O "caminho de volta" enunciado pelo Plano Real compreendia a recomposição e reunificação das funções da moeda em sequência: primeiro a de servir como unidade de conta com a URV, substituindo outros indexadores e unidades de conta usadas em contratos e orçamentos familiares, segundo a de servir como meio de pagamento de curso legal, com a emissão de cédulas e moedas denominadas em real, e por último, e mais difícil, a de funcionar como reserva de valor, teste realizado quando a nova moeda deixou de ser indexada ao dólar e flutuou com relação à moeda norte-americana. E diante do veredicto dos mercados, quando o real apreciou com relação ao dólar, e assim se manteve, o circuito estava completo.

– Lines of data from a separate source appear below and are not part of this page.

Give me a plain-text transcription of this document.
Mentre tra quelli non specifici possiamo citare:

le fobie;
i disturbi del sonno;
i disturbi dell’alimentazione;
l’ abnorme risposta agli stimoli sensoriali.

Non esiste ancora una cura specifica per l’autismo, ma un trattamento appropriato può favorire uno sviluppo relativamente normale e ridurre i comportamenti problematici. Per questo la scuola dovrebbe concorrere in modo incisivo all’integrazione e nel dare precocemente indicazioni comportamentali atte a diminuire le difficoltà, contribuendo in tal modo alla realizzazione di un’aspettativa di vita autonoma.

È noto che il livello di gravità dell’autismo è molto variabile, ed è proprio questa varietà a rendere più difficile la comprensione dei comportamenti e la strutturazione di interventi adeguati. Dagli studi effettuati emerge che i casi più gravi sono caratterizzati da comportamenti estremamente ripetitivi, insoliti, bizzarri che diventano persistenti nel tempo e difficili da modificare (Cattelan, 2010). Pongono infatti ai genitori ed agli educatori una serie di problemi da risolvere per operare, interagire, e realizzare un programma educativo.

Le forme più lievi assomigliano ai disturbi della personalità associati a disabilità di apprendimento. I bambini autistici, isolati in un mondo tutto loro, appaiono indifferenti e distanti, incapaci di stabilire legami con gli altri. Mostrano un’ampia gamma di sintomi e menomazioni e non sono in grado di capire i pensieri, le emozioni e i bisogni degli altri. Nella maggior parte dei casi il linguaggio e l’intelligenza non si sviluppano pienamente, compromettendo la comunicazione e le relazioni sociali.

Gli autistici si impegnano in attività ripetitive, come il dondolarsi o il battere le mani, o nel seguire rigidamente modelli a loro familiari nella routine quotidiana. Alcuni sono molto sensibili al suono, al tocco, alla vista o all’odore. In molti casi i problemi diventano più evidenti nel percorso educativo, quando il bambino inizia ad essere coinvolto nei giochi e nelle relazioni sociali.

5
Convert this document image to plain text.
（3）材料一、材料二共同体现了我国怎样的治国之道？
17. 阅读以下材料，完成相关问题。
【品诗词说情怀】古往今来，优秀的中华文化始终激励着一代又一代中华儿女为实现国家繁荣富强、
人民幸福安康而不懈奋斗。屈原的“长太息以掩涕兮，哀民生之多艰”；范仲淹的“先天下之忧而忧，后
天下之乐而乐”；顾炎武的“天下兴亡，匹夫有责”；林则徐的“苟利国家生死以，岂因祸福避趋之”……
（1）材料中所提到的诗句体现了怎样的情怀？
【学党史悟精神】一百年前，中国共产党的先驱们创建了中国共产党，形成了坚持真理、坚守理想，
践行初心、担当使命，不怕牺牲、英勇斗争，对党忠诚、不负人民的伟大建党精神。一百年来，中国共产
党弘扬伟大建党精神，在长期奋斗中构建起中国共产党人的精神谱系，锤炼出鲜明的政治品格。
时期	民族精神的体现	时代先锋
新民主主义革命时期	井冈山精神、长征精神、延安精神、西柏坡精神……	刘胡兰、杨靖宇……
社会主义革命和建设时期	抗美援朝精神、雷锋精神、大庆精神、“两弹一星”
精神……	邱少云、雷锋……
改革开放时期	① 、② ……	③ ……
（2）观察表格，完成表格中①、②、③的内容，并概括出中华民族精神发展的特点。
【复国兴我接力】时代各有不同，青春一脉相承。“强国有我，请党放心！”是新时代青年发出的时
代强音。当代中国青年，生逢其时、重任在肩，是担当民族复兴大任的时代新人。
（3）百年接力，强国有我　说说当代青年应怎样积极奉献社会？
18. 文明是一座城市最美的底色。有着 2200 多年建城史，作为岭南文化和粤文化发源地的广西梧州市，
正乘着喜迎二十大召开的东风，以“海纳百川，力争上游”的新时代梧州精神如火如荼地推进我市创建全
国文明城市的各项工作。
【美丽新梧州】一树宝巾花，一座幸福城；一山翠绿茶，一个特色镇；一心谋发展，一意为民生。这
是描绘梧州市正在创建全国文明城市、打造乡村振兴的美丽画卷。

Era apenas o começo, é claro, e o programa prosseguiu, inclusive porque havia clareza que o Plano Real, diferentemente dos outros planos econômicos, compreendia uma extensa agenda de ações contemplando os chamados fundamentos econômicos da estabilização e do desenvolvimento. Era uma linguagem inovadora para uma época em que as pessoas ainda acreditavam em Papai Noel e inflação inercial. Essa agenda era o cerne do programa. A passagem do tempo e a alternância no poder só tornaram mais claro que estávamos adotando paradigmas já bem assentados no tocante à disciplina monetária, à responsabilidade fiscal e à sustentabilidade financeira do Estado.
A URV, depois transformada em real, trouxe a inflação no Brasil para níveis internacionais no início de 1997 sem sustos, confiscos, caneladas e recessão. No ano calendário de 1998 a inflação medida pelo IPCA foi de 1,6%, a menor da série histórica. Foi a menor inflação anual desde que o IPC da Fipe começou a ser calculado em 1940.

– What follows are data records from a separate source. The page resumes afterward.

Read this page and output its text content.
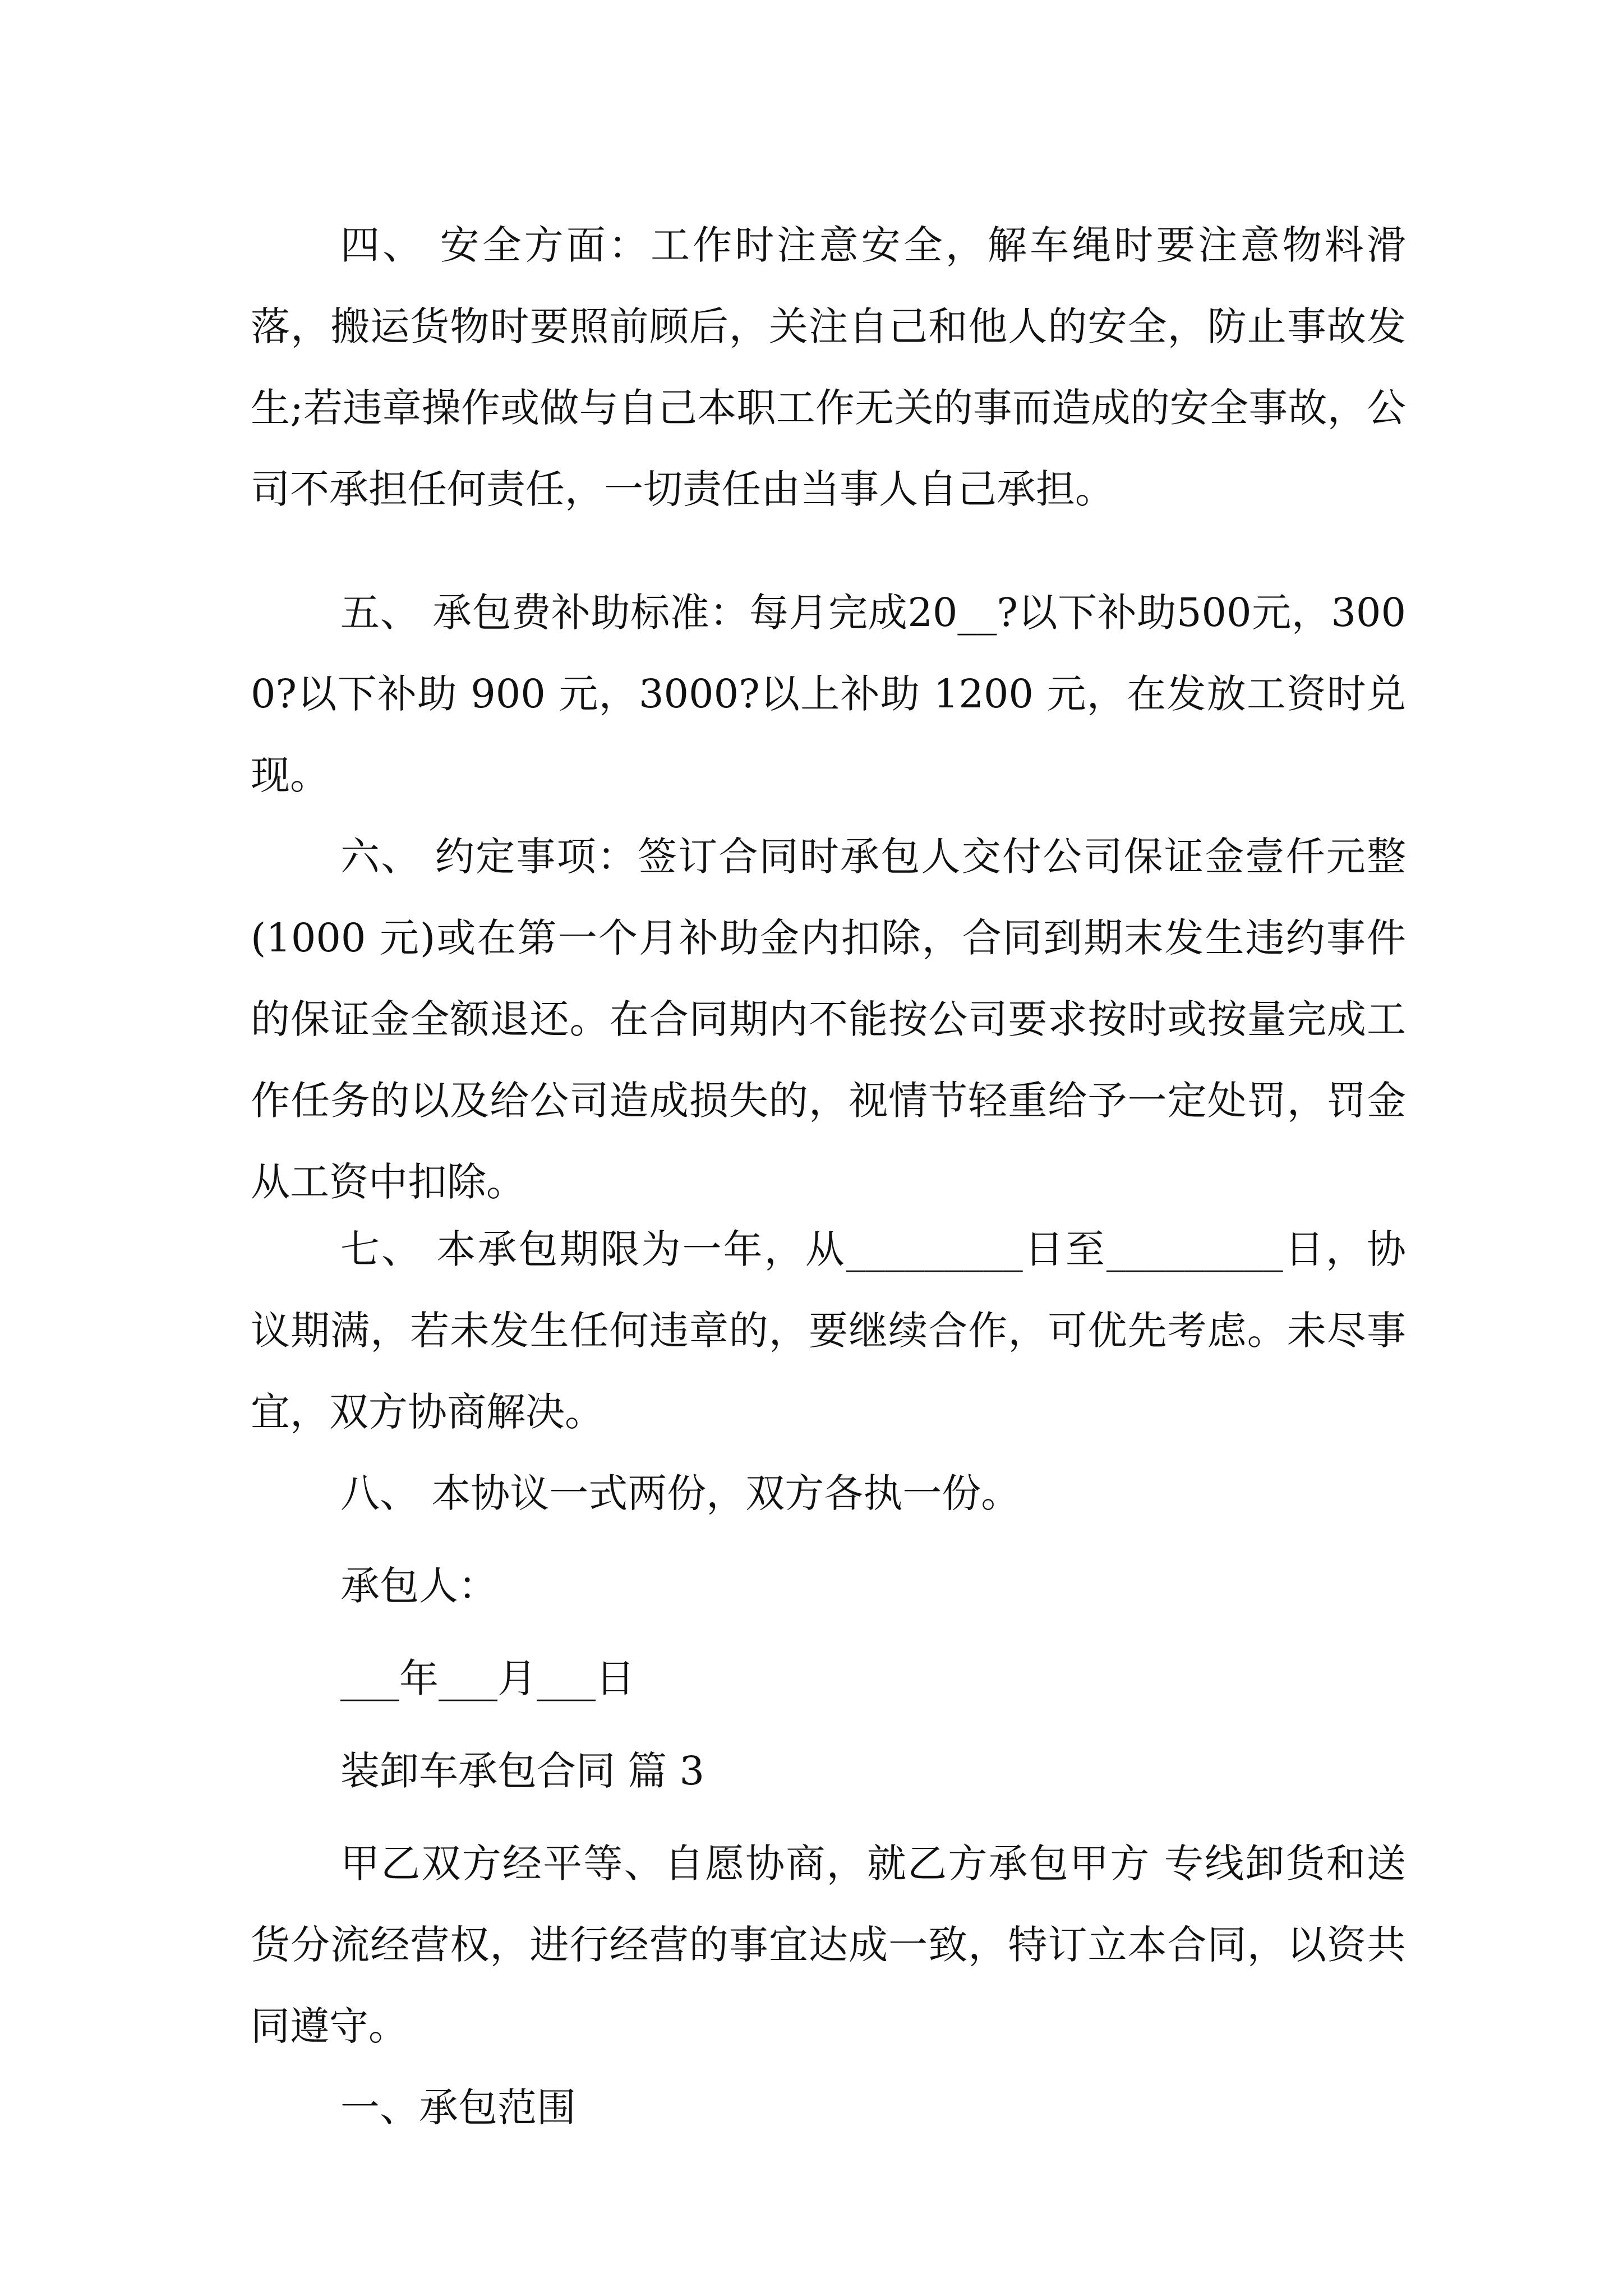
四、 安全方面：工作时注意安全，解车绳时要注意物料滑落，搬运货物时要照前顾后，关注自己和他人的安全，防止事故发生;若违章操作或做与自己本职工作无关的事而造成的安全事故，公司不承担任何责任，一切责任由当事人自己承担。

五、 承包费补助标准：每月完成20__?以下补助500元，3000?以下补助 900 元，3000?以上补助 1200 元，在发放工资时兑现。

六、 约定事项：签订合同时承包人交付公司保证金壹仟元整(1000 元)或在第一个月补助金内扣除，合同到期末发生违约事件的保证金全额退还。在合同期内不能按公司要求按时或按量完成工作任务的以及给公司造成损失的，视情节轻重给予一定处罚，罚金从工资中扣除。

七、 本承包期限为一年，从_________日至_________日，协议期满，若未发生任何违章的，要继续合作，可优先考虑。未尽事宜，双方协商解决。

八、 本协议一式两份，双方各执一份。

承包人：

___年___月___日

装卸车承包合同 篇 3

甲乙双方经平等、自愿协商，就乙方承包甲方 专线卸货和送货分流经营权，进行经营的事宜达成一致，特订立本合同，以资共同遵守。

一、承包范围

Pois assim, a estabilização nos retirou de um estado de torpor e depressão para outro de euforia e ansiedade; a agenda de estabilização rapidamente se converteu na discussão das reformas necessárias para o crescimento, onde estacionamos já faz alguns anos.

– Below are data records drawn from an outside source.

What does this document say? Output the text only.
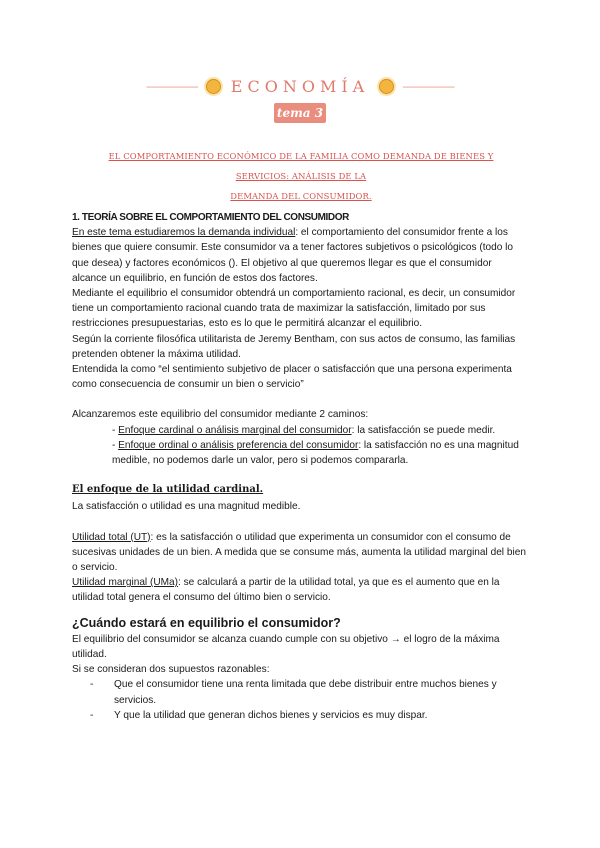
------------------- ECONOMÍA	-------------------
tema 3 .
EL COMPORTAMIENTO ECONÓMICO DE LA FAMILIA COMO DEMANDA DE BIENES Y SERVICIOS: ANÁLISIS DE LA
DEMANDA DEL CONSUMIDOR.

1. TEORÍA SOBRE EL COMPORTAMIENTO DEL CONSUMIDOR

En este tema estudiaremos la demanda individual: el comportamiento del consumidor frente a los bienes que quiere consumir. Este consumidor va a tener factores subjetivos o psicológicos (todo lo que desea) y factores económicos (). El objetivo al que queremos llegar es que el consumidor alcance un equilibrio, en función de estos dos factores.

Mediante el equilibrio el consumidor obtendrá un comportamiento racional, es decir, un consumidor tiene un comportamiento racional cuando trata de maximizar la satisfacción, limitado por sus restricciones presupuestarias, esto es lo que le permitirá alcanzar el equilibrio.

Según la corriente filosófica utilitarista de Jeremy Bentham, con sus actos de consumo, las familias pretenden obtener la máxima utilidad.

Entendida la como “el sentimiento subjetivo de placer o satisfacción que una persona experimenta como consecuencia de consumir un bien o servicio”

Alcanzaremos este equilibrio del consumidor mediante 2 caminos:

- Enfoque cardinal o análisis marginal del consumidor: la satisfacción se puede medir.

- Enfoque ordinal o análisis preferencia del consumidor: la satisfacción no es una magnitud medible, no podemos darle un valor, pero si podemos compararla.

El enfoque de la utilidad cardinal.

La satisfacción o utilidad es una magnitud medible.

Utilidad total (UT): es la satisfacción o utilidad que experimenta un consumidor con el consumo de sucesivas unidades de un bien. A medida que se consume más, aumenta la utilidad marginal del bien o servicio.

Utilidad marginal (UMa): se calculará a partir de la utilidad total, ya que es el aumento que en la utilidad total genera el consumo del último bien o servicio.

¿Cuándo estará en equilibrio el consumidor?

El equilibrio del consumidor se alcanza cuando cumple con su objetivo → el logro de la máxima utilidad.

Si se consideran dos supuestos razonables:

-	Que el consumidor tiene una renta limitada que debe distribuir entre muchos bienes y servicios.

-	Y que la utilidad que generan dichos bienes y servicios es muy dispar.
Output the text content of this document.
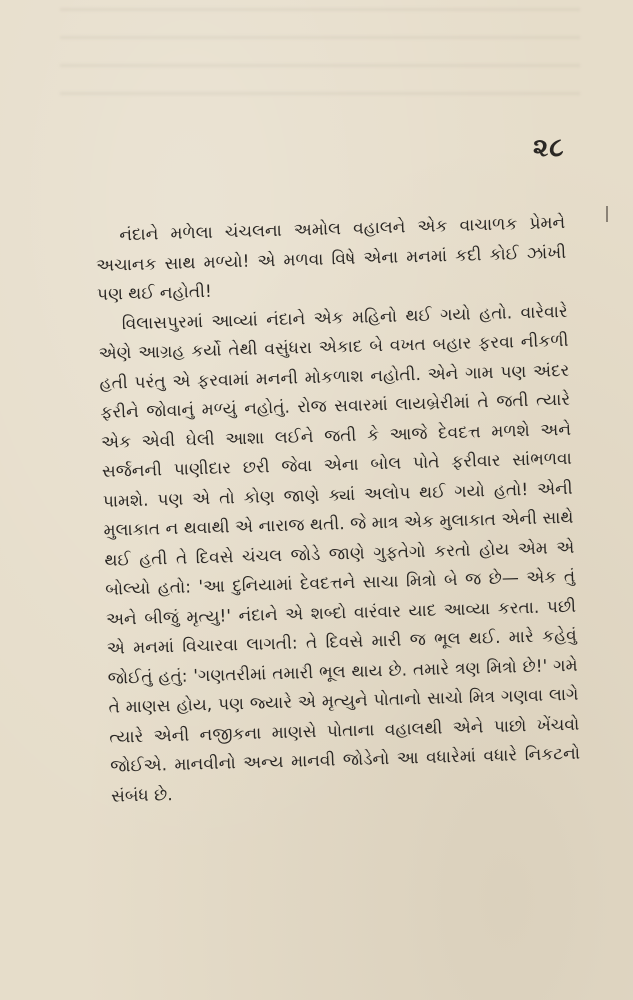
૨૮

નંદાને મળેલા ચંચલના અમોલ વહાલને એક વાચાળક પ્રેમને અચાનક સાથ મળ્યો! એ મળવા વિષે એના મનમાં કદી કોઈ ઝાંખી પણ થઈ નહોતી!

વિલાસપુરમાં આવ્યાં નંદાને એક મહિનો થઈ ગયો હતો. વારેવારે એણે આગ્રહ કર્યો તેથી વસુંધરા એકાદ બે વખત બહાર ફરવા નીકળી હતી પરંતુ એ ફરવામાં મનની મોકળાશ નહોતી. એને ગામ પણ અંદર ફરીને જોવાનું મળ્યું નહોતું. રોજ સવારમાં લાયબ્રેરીમાં તે જતી ત્યારે એક એવી ઘેલી આશા લઈને જતી કે આજે દેવદત્ત મળશે અને સર્જનની પાણીદાર છરી જેવા એના બોલ પોતે ફરીવાર સાંભળવા પામશે. પણ એ તો કોણ જાણે ક્યાં અલોપ થઈ ગયો હતો! એની મુલાકાત ન થવાથી એ નારાજ થતી. જે માત્ર એક મુલાકાત એની સાથે થઈ હતી તે દિવસે ચંચલ જોડે જાણે ગુફતેગો કરતો હોય એમ એ બોલ્યો હતો: 'આ દુનિયામાં દેવદત્તને સાચા મિત્રો બે જ છે— એક તું અને બીજું મૃત્યુ!' નંદાને એ શબ્દો વારંવાર યાદ આવ્યા કરતા. પછી એ મનમાં વિચારવા લાગતી: તે દિવસે મારી જ ભૂલ થઈ. મારે કહેવું જોઈતું હતું: 'ગણતરીમાં તમારી ભૂલ થાય છે. તમારે ત્રણ મિત્રો છે!' ગમે તે માણસ હોય, પણ જ્યારે એ મૃત્યુને પોતાનો સાચો મિત્ર ગણવા લાગે ત્યારે એની નજીકના માણસે પોતાના વહાલથી એને પાછો ખેંચવો જોઈએ. માનવીનો અન્ય માનવી જોડેનો આ વધારેમાં વધારે નિકટનો સંબંધ છે.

O problema do crescimento é semelhante ao da estabilização de muitas formas: ambos dependem de coordenação, persuasão, segurança quanto à consistência macroeconômica e, sobretudo, incentivos corretos. O sucesso da URV e do Plano Real é sempre associado ao estilo da coisa, à transparência no fazer e à ideia de um "convite a aderir" a um mecanismo que os agentes econômicos percebem como superior. Não é um "Pacto Social" negociado por sindicatos e associações patronais, nem um mecanismo compulsório e invasivo como foram os congelamentos. Essas coisas não funcionam: as pessoas, inclusive as jurídicas, preferem exercer suas próprias escolhas orientadas por suas próprias percepções sobre os seus melhores interesses. Assim funcionam as economias de mercado como a nossa. Quando o governo organiza políticas públicas que atentam para esse detalhe crucial sobre o modo com a economia funciona, as coisas costumam dar certo.